Eutypetides A—E, Structurally Intriguing Polyketides Formed by Intramolecular [4+2] Cycloaddition from Marine‐Derived Fungus Eutypella sp. F0219

Comprehensive Summary Four polycyclic ten‐membered lactones possessing unprecedented 10/6/5 tricyclic ring skeleton, named eutypetides A—D ( 1 — 4 ), and an intriguing polyketide containing a hexahydroisobenzofuran‐1(3 H )‐one motif, named eutypetide E ( 5 ) were isolated from the marine‐derived fungus Eutypella sp. F0219, together with three new related biosynthetic polyketides eutypetides F—H ( 6 — 8 ). The absolute configurations of 1 — 5 were unequivocally determined by single‐crystal X‐ray diffraction analyses (Cu Kα), modified Mosher's method and electronic circular dichroism (ECD) calculations.
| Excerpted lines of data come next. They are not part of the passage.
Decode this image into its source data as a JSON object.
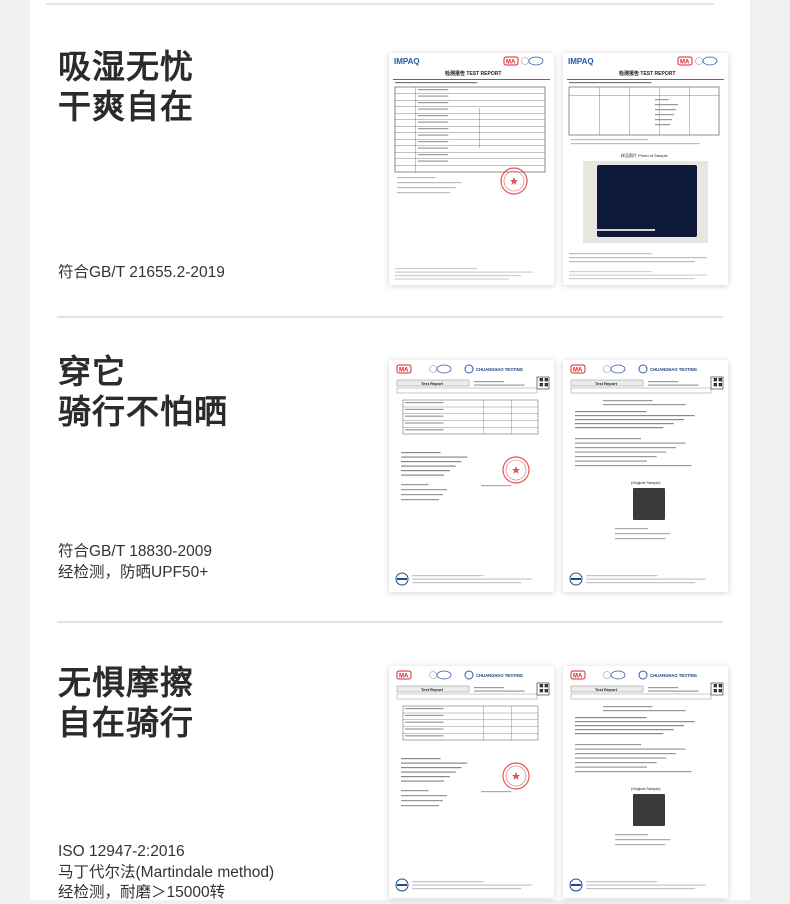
{
  "sections": [
    {
      "headline": [
        "吸湿无忧",
        "干爽自在"
      ],
      "notes": [
        "符合GB/T 21655.2-2019"
      ],
      "docs": [
        {
          "brand": "IMPAQ",
          "title": "检测报告 TEST REPORT",
          "kind": "table"
        },
        {
          "brand": "IMPAQ",
          "title": "检测报告 TEST REPORT",
          "kind": "photo",
          "caption": "样品照片 Photo of Sample"
        }
      ]
    },
    {
      "headline": [
        "穿它",
        "骑行不怕晒"
      ],
      "notes": [
        "符合GB/T 18830-2009",
        "经检测，防晒UPF50+"
      ],
      "docs": [
        {
          "brand": "CHUANGHAO TESTING",
          "title": "Test Report",
          "kind": "cert"
        },
        {
          "brand": "CHUANGHAO TESTING",
          "title": "Test Report",
          "kind": "cert-photo"
        }
      ]
    },
    {
      "headline": [
        "无惧摩擦",
        "自在骑行"
      ],
      "notes": [
        "ISO 12947-2:2016",
        "马丁代尔法(Martindale method)",
        "经检测，耐磨＞15000转"
      ],
      "docs": [
        {
          "brand": "CHUANGHAO TESTING",
          "title": "Test Report",
          "kind": "cert"
        },
        {
          "brand": "CHUANGHAO TESTING",
          "title": "Test Report",
          "kind": "cert-photo"
        }
      ]
    }
  ],
  "colors": {
    "impaq_blue": "#1f5aa8",
    "ma_red": "#d8242a",
    "fabric_navy": "#0d1a3a",
    "stamp_red": "#d9383e"
  }
}
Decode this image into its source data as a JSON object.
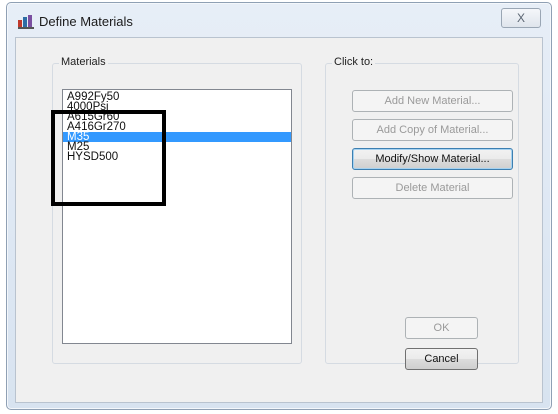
{
  "window": {
    "title": "Define Materials",
    "close_label": "X"
  },
  "materials_group": {
    "label": "Materials",
    "items": [
      {
        "label": "A992Fy50",
        "selected": false
      },
      {
        "label": "4000Psi",
        "selected": false
      },
      {
        "label": "A615Gr60",
        "selected": false
      },
      {
        "label": "A416Gr270",
        "selected": false
      },
      {
        "label": "M35",
        "selected": true
      },
      {
        "label": "M25",
        "selected": false
      },
      {
        "label": "HYSD500",
        "selected": false
      }
    ]
  },
  "click_to_group": {
    "label": "Click to:",
    "add_new_label": "Add New Material...",
    "add_copy_label": "Add Copy of Material...",
    "modify_show_label": "Modify/Show Material...",
    "delete_label": "Delete Material"
  },
  "footer": {
    "ok_label": "OK",
    "cancel_label": "Cancel"
  },
  "colors": {
    "selection": "#3399ff",
    "annotation_box": "#000000"
  }
}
Eutypetides G ( 7 ) showed remarkable anti‐inflammatory activity and could reduce the mRNA expression of proinflammatory cytokines IL‐1β, IL‐6, TNF‐α, and iNOS induced by LPS. Most notably, compounds 1 — 4 were formed biogenetically from 6 — 7 via the key intramolecular [4+2] cycloaddition, while compound 5 could be constructed biogenetically from 8 through the intramolecular [4+2] cycloaddition. All the above eight polyketides are proposed to originate from a C 10 and a C 6 fatty acid.